L’aveva chiamata col nome della sua vecchia amica. Rosemarie non disse
nulla, e continuò ad ascoltare.
“Prova e riprova sono riuscito a creare una piccola fiamma, ma da quel
giorno ho chiuso con gli accendini. Almeno con i fiammiferi sai quanti
tentativi ti rimangono prima di dover metter via la sigaretta.
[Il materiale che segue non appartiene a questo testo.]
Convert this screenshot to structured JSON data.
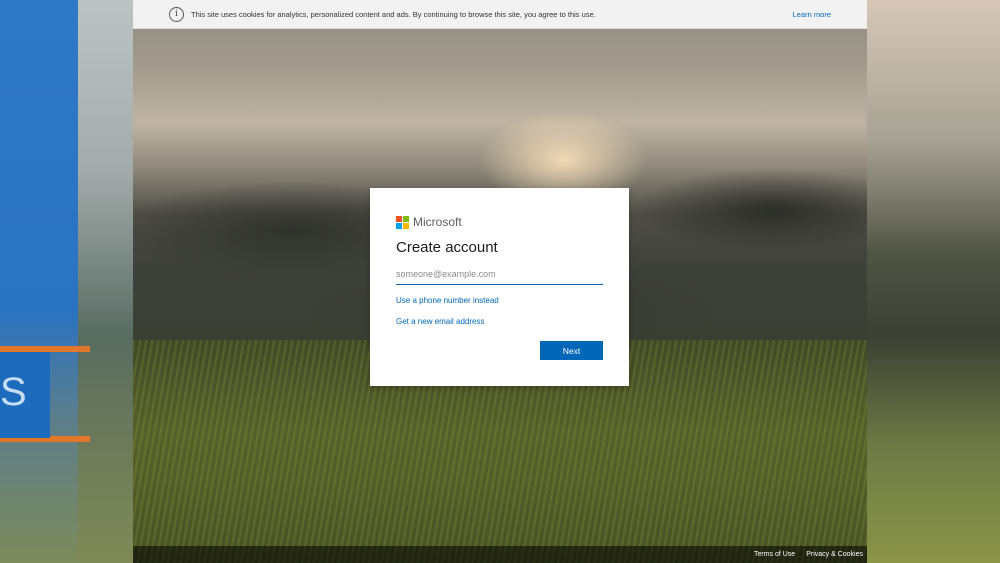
{
  "cookie_banner": {
    "icon": "info-icon",
    "message": "This site uses cookies for analytics, personalized content and ads. By continuing to browse this site, you agree to this use.",
    "learn_more": "Learn more"
  },
  "card": {
    "brand": "Microsoft",
    "logo_colors": [
      "#f25022",
      "#7fba00",
      "#00a4ef",
      "#ffb900"
    ],
    "title": "Create account",
    "email_placeholder": "someone@example.com",
    "email_value": "",
    "phone_link": "Use a phone number instead",
    "new_email_link": "Get a new email address",
    "next_button": "Next",
    "accent_color": "#0067b8"
  },
  "footer": {
    "terms": "Terms of Use",
    "privacy": "Privacy & Cookies"
  }
}
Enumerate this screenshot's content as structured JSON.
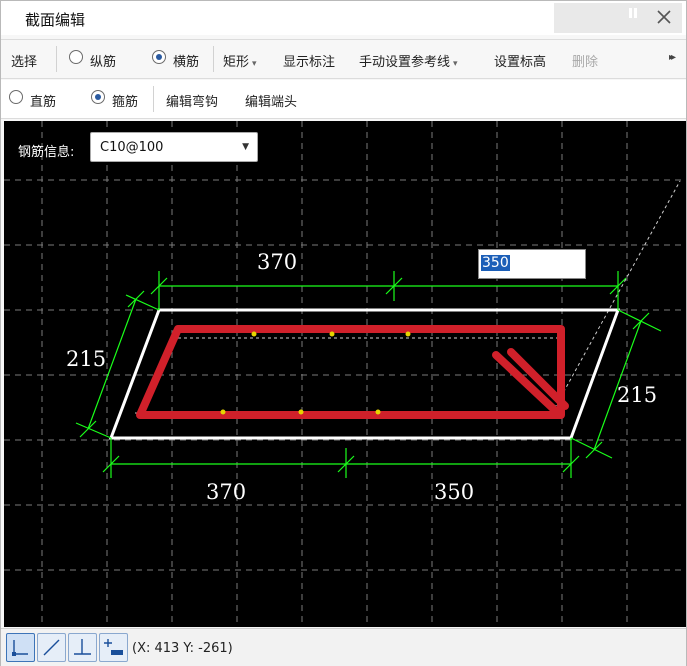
{
  "title": "截面编辑",
  "toolbar1": {
    "select_label": "选择",
    "longitudinal_label": "纵筋",
    "transverse_label": "横筋",
    "shape_label": "矩形",
    "show_dims_label": "显示标注",
    "manual_ref_label": "手动设置参考线",
    "set_elev_label": "设置标高",
    "delete_label": "删除"
  },
  "toolbar2": {
    "straight_label": "直筋",
    "stirrup_label": "箍筋",
    "edit_hook_label": "编辑弯钩",
    "edit_end_label": "编辑端头"
  },
  "rebar_info": {
    "label": "钢筋信息:",
    "value": "C10@100"
  },
  "edit_input": {
    "value": "350"
  },
  "dimensions": {
    "top": "370",
    "left": "215",
    "right": "215",
    "bottom_left": "370",
    "bottom_right": "350"
  },
  "status": {
    "coord": "(X: 413 Y: -261)"
  },
  "colors": {
    "rebar": "#d0202a",
    "dimension": "#1aff1a",
    "outline": "#ffffff",
    "canvas": "#000000",
    "grid": "#7a7a7a"
  },
  "icons": [
    "pin-icon",
    "close-icon",
    "more-icon",
    "snap-endpoint-icon",
    "snap-line-icon",
    "snap-perpendicular-icon",
    "snap-add-icon"
  ]
}
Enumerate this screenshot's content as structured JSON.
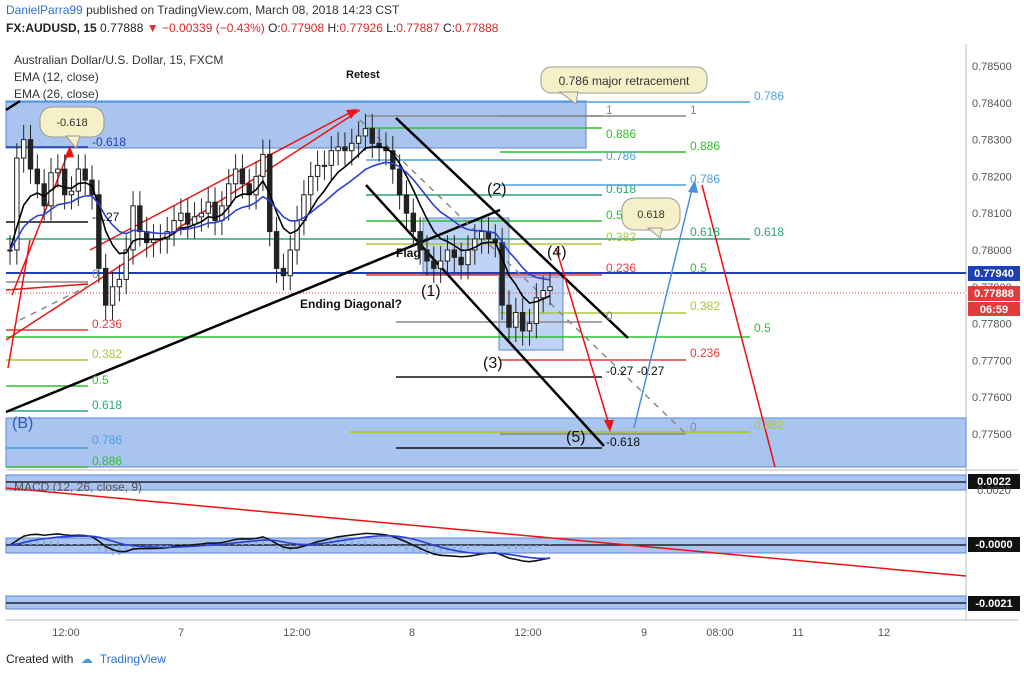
{
  "header": {
    "author": "DanielParra99",
    "published": "published on TradingView.com, March 08, 2018 14:23 CST"
  },
  "symbol_line": {
    "symbol": "FX:AUDUSD, 15",
    "last": "0.77888",
    "change": "−0.00339 (−0.43%)",
    "o_label": "O:",
    "o": "0.77908",
    "h_label": "H:",
    "h": "0.77926",
    "l_label": "L:",
    "l": "0.77887",
    "c_label": "C:",
    "c": "0.77888"
  },
  "legend": {
    "title": "Australian Dollar/U.S. Dollar, 15, FXCM",
    "ema1": "EMA (12, close)",
    "ema2": "EMA (26, close)",
    "macd": "MACD (12, 26, close, 9)"
  },
  "footer": {
    "created_with": "Created with",
    "brand": "TradingView"
  },
  "colors": {
    "blue_zone": "#aac4f0",
    "fib_blue": "#4aa0e0",
    "fib_green": "#26b426",
    "fib_red": "#e23b3b",
    "down_arrow": "#e11",
    "ema_fast": "#000000",
    "ema_slow": "#2b3fd6"
  },
  "chart_data": [
    {
      "type": "line",
      "name": "AUDUSD 15m price",
      "x_ticks": [
        "12:00",
        "7",
        "12:00",
        "8",
        "12:00",
        "9",
        "08:00",
        "11",
        "12"
      ],
      "y_ticks": [
        0.785,
        0.784,
        0.783,
        0.782,
        0.781,
        0.78,
        0.779,
        0.778,
        0.777,
        0.776,
        0.775
      ],
      "ylim": [
        0.7741,
        0.7856
      ],
      "price_close_approx": [
        0.78,
        0.7825,
        0.783,
        0.7822,
        0.7818,
        0.7812,
        0.7821,
        0.7822,
        0.7815,
        0.7816,
        0.7822,
        0.7819,
        0.7815,
        0.7795,
        0.7785,
        0.779,
        0.7792,
        0.78,
        0.7812,
        0.7805,
        0.7802,
        0.7803,
        0.7803,
        0.7805,
        0.7808,
        0.781,
        0.7807,
        0.7809,
        0.781,
        0.7813,
        0.7808,
        0.7812,
        0.7818,
        0.7822,
        0.7818,
        0.7815,
        0.782,
        0.7826,
        0.7805,
        0.7795,
        0.7793,
        0.78,
        0.7808,
        0.7815,
        0.782,
        0.7823,
        0.7823,
        0.7827,
        0.7828,
        0.7827,
        0.7829,
        0.7831,
        0.7833,
        0.7829,
        0.7828,
        0.7827,
        0.7822,
        0.7815,
        0.781,
        0.7805,
        0.78,
        0.7797,
        0.7795,
        0.7797,
        0.78,
        0.7798,
        0.7796,
        0.78,
        0.7803,
        0.7805,
        0.7803,
        0.7802,
        0.7785,
        0.7779,
        0.7783,
        0.7778,
        0.778,
        0.7787,
        0.7789,
        0.779
      ],
      "price_labels": [
        {
          "text": "0.77940",
          "value": 0.7794
        },
        {
          "text": "0.77888",
          "value": 0.77888
        },
        {
          "text": "06:59",
          "value": 0.7786
        }
      ],
      "annotations": {
        "texts": [
          "Retest",
          "Flag",
          "Ending Diagonal?",
          "(1)",
          "(2)",
          "(3)",
          "(4)",
          "(5)",
          "(B)"
        ],
        "callouts": [
          "0.786 major retracement",
          "-0.618",
          "0.618"
        ],
        "fib_left": [
          "-0.618",
          "-0.27",
          "0",
          "0.236",
          "0.382",
          "0.5",
          "0.618",
          "0.786",
          "0.886"
        ],
        "fib_mid": [
          "1",
          "0.886",
          "0.786",
          "0.618",
          "0.5",
          "0.382",
          "0.236",
          "0",
          "-0.27",
          "-0.618"
        ],
        "fib_right": [
          "1",
          "0.886",
          "0.786",
          "0.618",
          "0.5",
          "0.382",
          "0.236",
          "-0.27",
          "0"
        ],
        "fib_far": [
          "0.786",
          "0.786",
          "0.618",
          "0.5",
          "0.382"
        ]
      }
    },
    {
      "type": "line",
      "name": "MACD (12, 26, close, 9)",
      "price_labels": [
        {
          "text": "0.0022"
        },
        {
          "text": "-0.0000"
        },
        {
          "text": "-0.0021"
        }
      ],
      "y_tick": "0.0020"
    }
  ]
}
“La fiamma ha assaggiato la pianta mostruosa imbevuta di liquore, e da
lì si è propagata in un lampo, divorando tutto il ponte. Le urla, Rosemarie,
non hai idea di quelle urla! Ho incontrato le banshee della brughiera irlandese
e le arpie sui monti della Grecia, ma quelle urla sono il suono più terribile
che io abbia mai sentito. È stato come se, mentre bruciavano, i cadaveri si
fossero liberati dal controllo del Cavaliere Verde e si fossero resi conto di
quello che stava accadendo. Gridavano e gridavano con le loro voci mentre le
rose piangevano con voci di bambina. Ben presto tutto ciò che rimaneva del
Cavaliere Verde e dei suoi ospiti erano cenere e ossa bruciate, e l’ennesima
ferita aperta nel petto del... nel mio petto”. Hurt guardò l’orologio
a muro, grattandosi il capo. “Sembra che la pausa sia finita" disse, con
voce roca. "Le mail non si leggono da sole”.
“Mi spiace. Mi spiace davvero” disse Rosemarie, riscuotendosi. “Non
avrei dovuto farti ricordare”.
“Come se potessi mai dimenticare”. Hurt le sorrise. "Penso sia stato
dopo i fatti di quel giorno che decisi di mollare l’organizzazione. Ho
aspettato un altro po’, ho lasciato che altre gocce riempissero il vaso, ma la
verità sta tutta qui. Non posso più tollerare di dividere il mio lavoro con
altre persone: va sempre a finire che qualcuno si fa male, e qualcuno soffre, e
dopo un po’ il dolore diventa tale da rubarti ogni cosa. Meglio lavorare da soli”.
Rosemarie azzardò un timido sorriso. “Con me hai fatto un’eccezione, però”.
Il detective sembrò in imbarazzo. Estrasse la pistola e iniziò a
smontarla, borbottando qualcosa sull’importanza della manutenzione.
“Fino a che ci vedremo in questo ufficio non correrai alcun rischio” disse.
“Fino a che ci vedremo in questo ufficio non correrai alcun rischio” disse.
La segretaria annuì e fece per uscire, e alle sue spalle Hurt
risintonizzò la radio su un pezzo di Johnny Cash che cantava di dolori e corone
di spine. Rosemarie si fermò sulla soglia dell'ufficio per qualche istante,
voltandosi a guardare l’arma su cui si stava affaccendando il suo capo.
Una pistola è una pistola. Si
caricano a proiettili, non a ricordi.
Fece per aggiungere qualcosa, ma si rese conto che Hurt, impegnato a
manomettere l'arma, si era estraniato dal mondo... O forse, più probabilmente,
stava fingendo per evitare che gli facesse altre domande.
Poco prima di chiudere la porta, con la coda dell’occhio, le sembrò di
intravedere un motivo a gigli sul manico della Smith&Wesson.
L’ennesima ferita aperta nel petto del Fante di Cuori.